Hope

In the winter, I feed any deer who are willing to jump the fence and come onto our property.  I’ve been told that feeding deer is illegal in some states but here it isn’t, and as long as snow covers the ground, they’re welcome to a meal here each day. The product that I buy is called ‘dry cob’, to differentiate it from the one called ‘sweet cob’, which I gave them one winter. The sweet cob was so candy-like and addictive that they hung around long after winter was gone, staring at first hopefully — and then a little threateningly — toward the kitchen windows that face the back yard.  It probably took them until July to get rid of the monkey on their back that year.  These are dark times, politically.  People are angry. A lot of people have lost the capability to hear another person’s views, to listen without getting red in the face and having steam emanate from their ears.  They close their minds, fearful of allowing anyone else’s disparate ideas to resonate in the least. This has become a common theme among newspaper and radio pundits and the talking heads on television shows.  Everyone seems to agree on that, yet hardly anyone wants to risk being the first to sit down with the neighbor who has opposing political views implanted on a post in their front yard.  My neighborhood has people who have extreme views on both the right and the left. We’re all good people.  We smile and wave at each another, stand and chat in our driveways or at mailboxes, admire someone’s new outbuilding and happily accept an offer to look inside. We have neighborhood gatherings. We watch out for each other. What we don’t have is either the desire or the ability to broach difficult but important subjects so we tend to avoid conversation on social or political issues.

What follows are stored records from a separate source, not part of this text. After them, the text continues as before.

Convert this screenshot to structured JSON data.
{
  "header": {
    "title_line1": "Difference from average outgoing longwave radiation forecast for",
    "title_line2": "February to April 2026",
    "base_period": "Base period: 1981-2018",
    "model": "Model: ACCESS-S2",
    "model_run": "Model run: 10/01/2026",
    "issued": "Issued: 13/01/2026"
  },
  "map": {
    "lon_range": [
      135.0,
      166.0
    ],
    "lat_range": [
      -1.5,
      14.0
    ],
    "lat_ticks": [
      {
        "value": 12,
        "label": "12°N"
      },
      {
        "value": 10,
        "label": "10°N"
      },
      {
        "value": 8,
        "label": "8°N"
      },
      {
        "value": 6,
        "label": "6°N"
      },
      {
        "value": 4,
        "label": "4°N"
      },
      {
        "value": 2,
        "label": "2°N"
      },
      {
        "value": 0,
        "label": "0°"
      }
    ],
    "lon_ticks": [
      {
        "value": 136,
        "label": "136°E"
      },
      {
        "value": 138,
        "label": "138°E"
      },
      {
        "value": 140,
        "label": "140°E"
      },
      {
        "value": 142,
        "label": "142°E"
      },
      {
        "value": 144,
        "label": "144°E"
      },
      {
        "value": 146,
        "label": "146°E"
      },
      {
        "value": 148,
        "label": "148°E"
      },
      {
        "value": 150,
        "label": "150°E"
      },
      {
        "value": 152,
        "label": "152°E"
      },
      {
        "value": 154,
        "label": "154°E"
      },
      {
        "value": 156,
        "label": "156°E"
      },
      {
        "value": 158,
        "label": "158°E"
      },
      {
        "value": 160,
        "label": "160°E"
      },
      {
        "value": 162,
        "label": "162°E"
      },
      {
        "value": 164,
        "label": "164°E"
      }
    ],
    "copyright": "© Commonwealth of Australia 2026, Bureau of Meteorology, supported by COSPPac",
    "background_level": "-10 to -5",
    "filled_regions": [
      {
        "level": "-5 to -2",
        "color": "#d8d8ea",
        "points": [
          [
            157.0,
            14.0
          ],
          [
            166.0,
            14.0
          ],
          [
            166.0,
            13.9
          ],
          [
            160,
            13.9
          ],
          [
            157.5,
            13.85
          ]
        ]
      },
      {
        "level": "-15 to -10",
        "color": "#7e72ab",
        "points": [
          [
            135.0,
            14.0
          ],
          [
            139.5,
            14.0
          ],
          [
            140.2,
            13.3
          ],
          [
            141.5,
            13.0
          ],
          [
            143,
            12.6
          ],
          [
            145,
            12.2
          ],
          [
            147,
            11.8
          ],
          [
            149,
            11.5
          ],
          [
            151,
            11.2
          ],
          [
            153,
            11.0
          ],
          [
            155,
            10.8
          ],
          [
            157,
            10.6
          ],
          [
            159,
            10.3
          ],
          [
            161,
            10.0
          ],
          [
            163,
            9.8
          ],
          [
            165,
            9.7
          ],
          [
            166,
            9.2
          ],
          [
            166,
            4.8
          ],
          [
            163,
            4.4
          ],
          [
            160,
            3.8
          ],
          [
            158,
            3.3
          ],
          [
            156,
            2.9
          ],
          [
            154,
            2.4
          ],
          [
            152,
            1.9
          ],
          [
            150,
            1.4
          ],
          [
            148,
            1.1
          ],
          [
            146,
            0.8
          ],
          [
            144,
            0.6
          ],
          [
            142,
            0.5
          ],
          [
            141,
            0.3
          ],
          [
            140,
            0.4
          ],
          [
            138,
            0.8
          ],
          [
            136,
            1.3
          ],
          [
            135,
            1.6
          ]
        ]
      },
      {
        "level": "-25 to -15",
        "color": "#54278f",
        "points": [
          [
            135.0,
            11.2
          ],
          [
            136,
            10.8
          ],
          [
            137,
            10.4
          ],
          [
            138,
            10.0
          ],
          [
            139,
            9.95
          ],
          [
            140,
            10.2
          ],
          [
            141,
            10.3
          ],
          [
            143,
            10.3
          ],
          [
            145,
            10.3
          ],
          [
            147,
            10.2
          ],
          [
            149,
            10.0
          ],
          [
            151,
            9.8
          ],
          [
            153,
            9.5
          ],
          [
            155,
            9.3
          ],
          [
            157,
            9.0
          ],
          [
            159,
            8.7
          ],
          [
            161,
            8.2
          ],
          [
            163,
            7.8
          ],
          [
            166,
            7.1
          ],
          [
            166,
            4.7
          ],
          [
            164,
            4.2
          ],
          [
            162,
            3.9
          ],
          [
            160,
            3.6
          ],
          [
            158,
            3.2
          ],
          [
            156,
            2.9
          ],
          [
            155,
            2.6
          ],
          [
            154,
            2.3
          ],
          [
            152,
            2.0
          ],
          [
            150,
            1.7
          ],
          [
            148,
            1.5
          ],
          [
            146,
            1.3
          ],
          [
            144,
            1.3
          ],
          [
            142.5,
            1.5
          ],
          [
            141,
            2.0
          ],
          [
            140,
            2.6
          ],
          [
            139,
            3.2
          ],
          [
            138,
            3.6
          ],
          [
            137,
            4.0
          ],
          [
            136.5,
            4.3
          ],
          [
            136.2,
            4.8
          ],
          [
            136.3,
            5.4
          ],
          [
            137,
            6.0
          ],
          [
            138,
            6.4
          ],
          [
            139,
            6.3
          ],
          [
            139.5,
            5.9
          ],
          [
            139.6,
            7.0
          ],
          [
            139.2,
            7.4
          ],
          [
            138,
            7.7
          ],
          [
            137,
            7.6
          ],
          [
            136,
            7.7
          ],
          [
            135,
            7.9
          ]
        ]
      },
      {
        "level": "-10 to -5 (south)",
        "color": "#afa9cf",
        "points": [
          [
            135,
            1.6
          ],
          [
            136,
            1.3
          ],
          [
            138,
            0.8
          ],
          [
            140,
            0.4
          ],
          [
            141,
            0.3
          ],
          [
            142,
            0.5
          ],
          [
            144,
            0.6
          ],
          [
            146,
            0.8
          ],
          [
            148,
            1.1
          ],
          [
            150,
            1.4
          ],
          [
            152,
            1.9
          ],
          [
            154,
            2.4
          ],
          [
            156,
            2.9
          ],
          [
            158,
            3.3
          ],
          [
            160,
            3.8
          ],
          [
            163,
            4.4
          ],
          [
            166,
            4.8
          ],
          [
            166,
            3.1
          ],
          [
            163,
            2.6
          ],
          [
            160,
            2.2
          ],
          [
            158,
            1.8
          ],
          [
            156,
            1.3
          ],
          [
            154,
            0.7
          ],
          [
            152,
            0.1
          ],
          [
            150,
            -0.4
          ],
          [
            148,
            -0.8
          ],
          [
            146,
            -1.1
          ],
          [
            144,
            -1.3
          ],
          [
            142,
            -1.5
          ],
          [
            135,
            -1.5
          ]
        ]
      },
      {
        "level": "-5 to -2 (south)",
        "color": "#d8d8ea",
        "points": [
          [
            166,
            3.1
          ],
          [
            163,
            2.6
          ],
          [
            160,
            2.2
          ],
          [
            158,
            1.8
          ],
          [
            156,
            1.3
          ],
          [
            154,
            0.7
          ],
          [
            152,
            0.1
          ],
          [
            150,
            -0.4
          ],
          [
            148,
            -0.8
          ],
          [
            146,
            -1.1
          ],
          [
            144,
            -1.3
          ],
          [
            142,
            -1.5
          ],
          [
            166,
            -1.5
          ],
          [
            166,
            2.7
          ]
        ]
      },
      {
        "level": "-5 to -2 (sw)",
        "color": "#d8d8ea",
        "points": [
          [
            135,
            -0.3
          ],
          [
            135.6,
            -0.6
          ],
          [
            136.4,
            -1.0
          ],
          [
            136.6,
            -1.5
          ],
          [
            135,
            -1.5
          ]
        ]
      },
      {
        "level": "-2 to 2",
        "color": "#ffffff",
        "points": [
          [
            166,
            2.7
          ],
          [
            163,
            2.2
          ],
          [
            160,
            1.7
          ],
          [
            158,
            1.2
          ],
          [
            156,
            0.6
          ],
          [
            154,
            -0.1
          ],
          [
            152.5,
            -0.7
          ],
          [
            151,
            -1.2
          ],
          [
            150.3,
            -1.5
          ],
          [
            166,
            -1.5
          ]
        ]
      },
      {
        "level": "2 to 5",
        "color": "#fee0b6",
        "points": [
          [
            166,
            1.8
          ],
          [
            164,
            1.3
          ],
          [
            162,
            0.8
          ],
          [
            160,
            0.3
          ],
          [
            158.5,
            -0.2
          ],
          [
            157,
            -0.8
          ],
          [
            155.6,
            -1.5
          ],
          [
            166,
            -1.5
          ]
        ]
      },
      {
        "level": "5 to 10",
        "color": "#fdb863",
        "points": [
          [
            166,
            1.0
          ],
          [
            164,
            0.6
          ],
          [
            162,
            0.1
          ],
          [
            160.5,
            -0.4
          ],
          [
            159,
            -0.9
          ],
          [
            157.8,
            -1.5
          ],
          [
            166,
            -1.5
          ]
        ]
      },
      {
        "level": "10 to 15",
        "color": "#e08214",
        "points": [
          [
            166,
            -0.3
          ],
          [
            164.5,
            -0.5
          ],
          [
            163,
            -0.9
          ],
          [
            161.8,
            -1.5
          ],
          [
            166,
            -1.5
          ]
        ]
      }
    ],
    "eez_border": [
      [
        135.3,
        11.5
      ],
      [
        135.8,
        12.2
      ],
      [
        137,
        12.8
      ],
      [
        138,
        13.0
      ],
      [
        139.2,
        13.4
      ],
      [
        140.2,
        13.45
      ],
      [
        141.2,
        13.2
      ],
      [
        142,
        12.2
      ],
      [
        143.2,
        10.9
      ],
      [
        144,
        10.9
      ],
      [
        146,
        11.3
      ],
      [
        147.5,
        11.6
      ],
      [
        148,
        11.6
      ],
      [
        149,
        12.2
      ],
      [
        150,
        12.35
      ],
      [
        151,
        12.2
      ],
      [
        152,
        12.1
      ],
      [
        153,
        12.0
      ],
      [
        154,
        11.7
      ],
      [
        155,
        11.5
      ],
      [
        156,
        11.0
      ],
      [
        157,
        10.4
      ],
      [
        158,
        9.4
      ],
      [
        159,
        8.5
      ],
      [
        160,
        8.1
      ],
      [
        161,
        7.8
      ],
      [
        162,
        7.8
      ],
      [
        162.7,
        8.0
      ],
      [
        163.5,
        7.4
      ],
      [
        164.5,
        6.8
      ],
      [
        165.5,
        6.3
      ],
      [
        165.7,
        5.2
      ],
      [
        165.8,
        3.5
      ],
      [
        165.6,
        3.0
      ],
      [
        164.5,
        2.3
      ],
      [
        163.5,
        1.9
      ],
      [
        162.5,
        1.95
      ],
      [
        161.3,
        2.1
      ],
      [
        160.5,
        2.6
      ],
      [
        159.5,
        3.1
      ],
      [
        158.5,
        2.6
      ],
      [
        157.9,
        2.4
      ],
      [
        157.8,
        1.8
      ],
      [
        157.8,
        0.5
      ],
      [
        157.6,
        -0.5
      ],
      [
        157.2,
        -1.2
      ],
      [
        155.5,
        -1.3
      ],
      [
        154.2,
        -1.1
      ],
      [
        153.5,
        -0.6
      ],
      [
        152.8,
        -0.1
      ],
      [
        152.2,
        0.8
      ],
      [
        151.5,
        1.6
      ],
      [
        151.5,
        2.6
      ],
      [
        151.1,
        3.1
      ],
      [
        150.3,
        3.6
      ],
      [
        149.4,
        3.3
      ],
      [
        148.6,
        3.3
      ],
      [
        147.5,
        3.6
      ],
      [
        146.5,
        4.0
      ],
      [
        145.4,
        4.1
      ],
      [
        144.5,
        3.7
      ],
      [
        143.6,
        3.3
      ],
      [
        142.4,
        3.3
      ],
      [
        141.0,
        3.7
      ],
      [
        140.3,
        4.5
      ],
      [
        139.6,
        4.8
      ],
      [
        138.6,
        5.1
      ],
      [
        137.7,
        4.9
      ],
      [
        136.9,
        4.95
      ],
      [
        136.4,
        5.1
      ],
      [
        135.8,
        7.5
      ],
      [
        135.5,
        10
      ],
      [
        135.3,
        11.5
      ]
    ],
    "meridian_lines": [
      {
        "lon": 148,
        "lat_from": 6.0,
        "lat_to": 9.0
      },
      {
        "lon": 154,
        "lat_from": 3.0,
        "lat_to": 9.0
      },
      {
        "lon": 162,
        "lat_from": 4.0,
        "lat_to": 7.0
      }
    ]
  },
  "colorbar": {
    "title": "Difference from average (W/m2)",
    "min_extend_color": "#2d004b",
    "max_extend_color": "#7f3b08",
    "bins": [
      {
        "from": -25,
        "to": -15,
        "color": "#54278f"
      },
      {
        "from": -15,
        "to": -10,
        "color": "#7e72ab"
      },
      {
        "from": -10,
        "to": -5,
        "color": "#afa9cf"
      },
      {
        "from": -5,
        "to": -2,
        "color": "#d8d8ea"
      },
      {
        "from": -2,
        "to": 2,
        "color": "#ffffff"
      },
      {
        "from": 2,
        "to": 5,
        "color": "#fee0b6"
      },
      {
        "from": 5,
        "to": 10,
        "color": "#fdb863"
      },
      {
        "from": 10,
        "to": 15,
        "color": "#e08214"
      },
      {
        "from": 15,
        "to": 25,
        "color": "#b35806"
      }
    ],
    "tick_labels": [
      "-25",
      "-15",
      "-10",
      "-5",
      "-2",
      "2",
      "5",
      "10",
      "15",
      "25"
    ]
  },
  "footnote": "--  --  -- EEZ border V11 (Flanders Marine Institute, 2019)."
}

In the meantime, I watch the deer, the whole group running and looking like a picture on a Christmas card as they jump over the fence — thirteen of them, one after another in single file.  “On Dancer, on Prancer, on Donder, On Vixen,” I open the door and shout.  Every now and then, a disagreement arises between two of them and right afterwards, they return to peacefully sharing their meal.  If they can do it, so can we. I have hope.